Source 1 rapporte la fin des hostilités, tandis que Source 3 décrit une blocus en cours et des propos de victoire militaire. Les autorités n’ont pas confirmé laquelle de ces versions reflète la réalité.
Parallèlement, le ministère de la Santé libanais a signalé 12 morts et plusieurs blessés lors de frappes israéliennes dans le sud du pays, dont 8 victimes à Habboush. En Iran, 14 soldats de la Garde révolutionnaire sont morts lors d’une opération de déminage dans la province de Zanjan.
Le chef du pouvoir judiciaire iranien, Gholamhossein Mohseni Ejei, a déclaré que Téhéran reste « ouvert aux négociations », mais refuse toute « imposition ».
Le supreme leader Ayatollah Mojtaba Khamenei a lancé un appel à une « bataille économique » et à la consommation de produits nationaux.
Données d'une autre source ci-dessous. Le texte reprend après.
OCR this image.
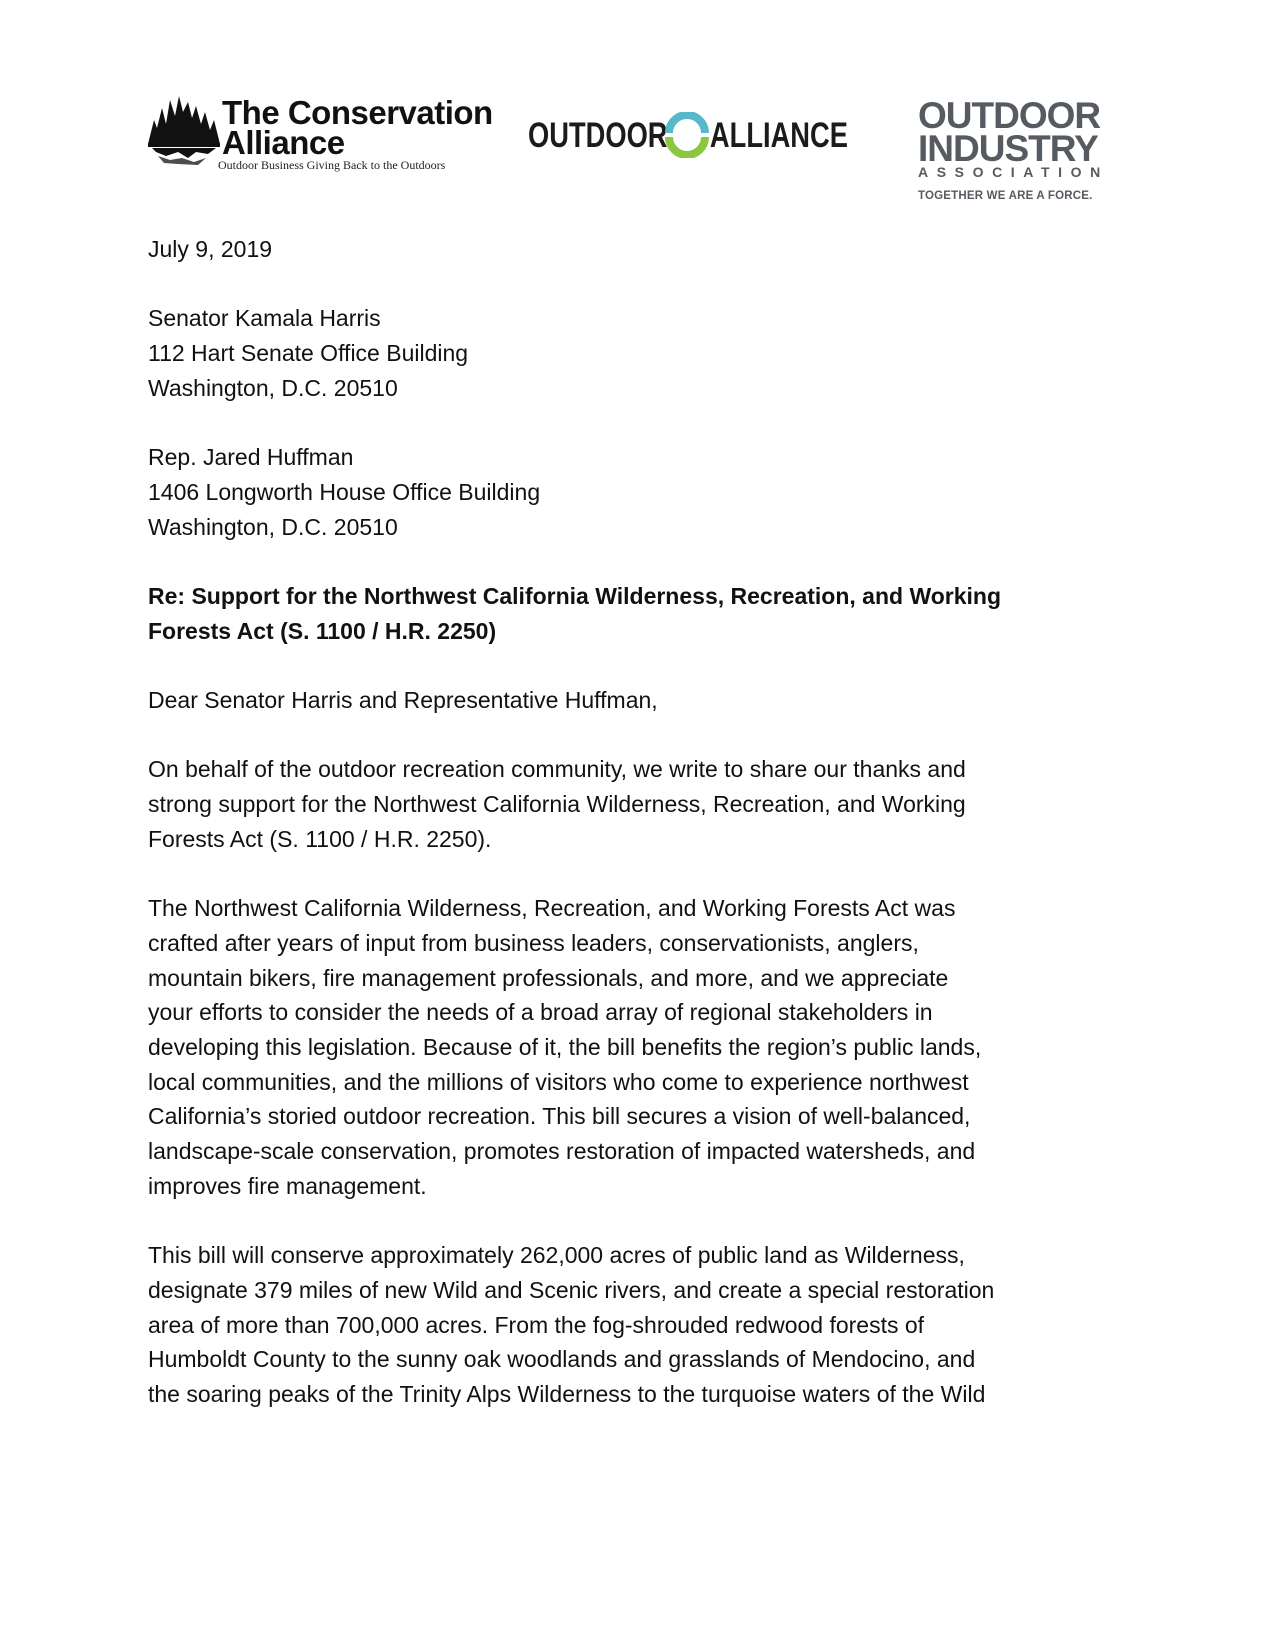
The Conservation
Alliance
Outdoor Business Giving Back to the Outdoors
OUTDOOR ALLIANCE OUTDOOR
INDUSTRY
ASSOCIATION
TOGETHER WE ARE A FORCE.

July 9, 2019

Senator Kamala Harris
112 Hart Senate Office Building
Washington, D.C. 20510

Rep. Jared Huffman
1406 Longworth House Office Building
Washington, D.C. 20510

Re: Support for the Northwest California Wilderness, Recreation, and Working
Forests Act (S. 1100 / H.R. 2250)

Dear Senator Harris and Representative Huffman,

On behalf of the outdoor recreation community, we write to share our thanks and
strong support for the Northwest California Wilderness, Recreation, and Working
Forests Act (S. 1100 / H.R. 2250).

The Northwest California Wilderness, Recreation, and Working Forests Act was
crafted after years of input from business leaders, conservationists, anglers,
mountain bikers, fire management professionals, and more, and we appreciate
your efforts to consider the needs of a broad array of regional stakeholders in
developing this legislation. Because of it, the bill benefits the region’s public lands,
local communities, and the millions of visitors who come to experience northwest
California’s storied outdoor recreation. This bill secures a vision of well-balanced,
landscape-scale conservation, promotes restoration of impacted watersheds, and
improves fire management.

This bill will conserve approximately 262,000 acres of public land as Wilderness,
designate 379 miles of new Wild and Scenic rivers, and create a special restoration
area of more than 700,000 acres. From the fog-shrouded redwood forests of
Humboldt County to the sunny oak woodlands and grasslands of Mendocino, and
the soaring peaks of the Trinity Alps Wilderness to the turquoise waters of the Wild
Le Trésor américain a sanctionné trois sociétés irakiennes de change.
Sur le plan économique, TotalEnergies a annoncé un bénéfice net de 5,8 milliards $ au premier trimestre, grâce à la hausse des prix du pétrole, tandis que son raffinateur SATORP en Arabie Saoudite a redémarré à 230 000 barils/jour après des dommages subis en avril.
Les prix du pétrole ont d’abord chuté puis rebondi, le Brent dépassant 113 $ le baril et le WTI franchissant le seuil symbolique de 100 $.
Enfin, le HCR alerte sur une hausse de 18 % des coûts de fret pour l’aide aux réfugiés, conséquence de la fermeture du détroit d’Hormuz et de la congestion portuaire.
Les tensions persistent, les chiffres s’alimentent et la diplomatie reste le seul espoir d’éviter une escalade davantage dévastatrice.